Microsoft Leaked 38TB of Sensitive Data During AI Model Development

baoshi.rao

Microsoft's recent data breach highlights the security risks and challenges in AI model training. The incident occurred on a GitHub public repository due to improper use of Azure's Shared Access Signature (SAS) tokens, resulting in the exposure of 38TB of private data.

Microsoft's AI researchers shared files on GitHub using an overly permissive SAS token, which included open-source code and AI models for image recognition. However, the danger of SAS tokens lies in their lack of monitoring and management, making them difficult to track and control. This left Microsoft's data exposed for years, posing a serious threat to data security.

Image source: AI-generated image, licensed by Midjourney

In addition to data used for AI model training, Microsoft also leaked disk backups from two employees' workstations, containing 'secrets,' private encryption keys, passwords, and over 30,000 internal Microsoft Teams messages belonging to 359 Microsoft employees. A total of 38TB of private files were potentially accessible to anyone until Microsoft revoked the problematic SAS token on June 24, 2023.

This incident underscores the security risks of SAS tokens due to their lack of monitoring and governance. Wiz pointed out that the use of SAS tokens should be minimized, as Microsoft does not provide a centralized management method through the Azure portal.

Furthermore, SAS tokens can be configured to be 'effectively permanent,' making it difficult to track and control their usage. The first token Microsoft added to its AI GitHub repository was created on July 20, 2020, with an expiration date of October 5, 2021. A second token was later added, set to expire on October 6, 2051.

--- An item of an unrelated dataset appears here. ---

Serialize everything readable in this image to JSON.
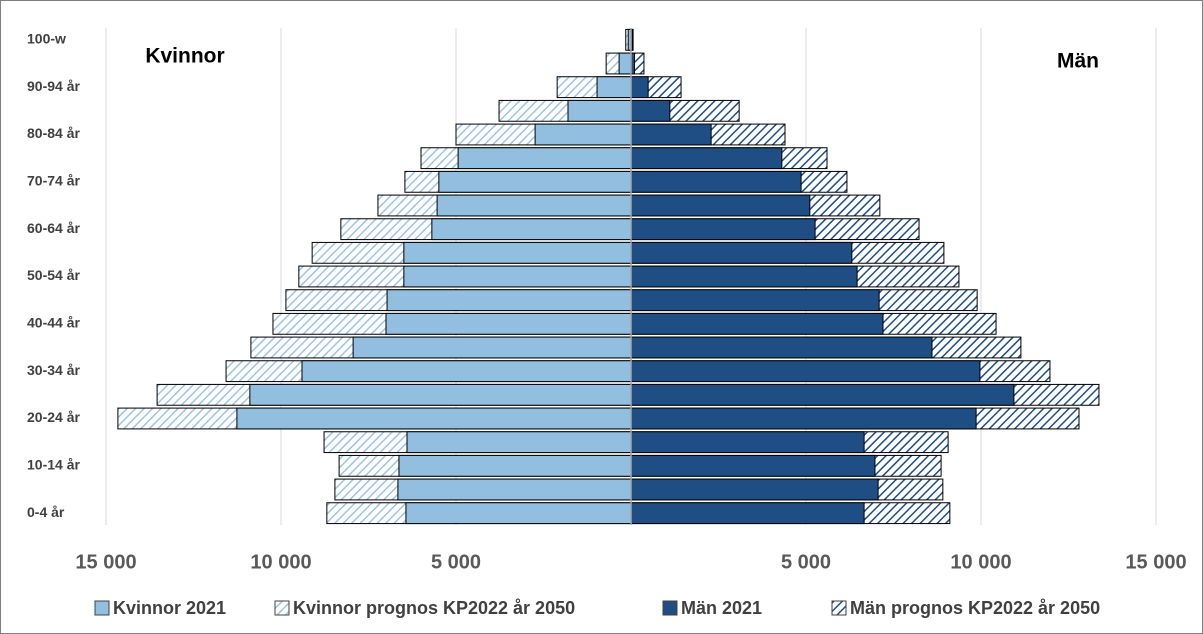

In summary, Microsoft's multi-terabyte data leak highlights the risks associated with AI model training. This emerging technology requires massive datasets for training, often leading development teams to handle vast amounts of data, share information with peers, or collaborate on public open-source projects. However, incidents like Microsoft's are becoming increasingly difficult to monitor and prevent, necessitating stronger security measures and coordinated efforts to ensure data security and privacy protection.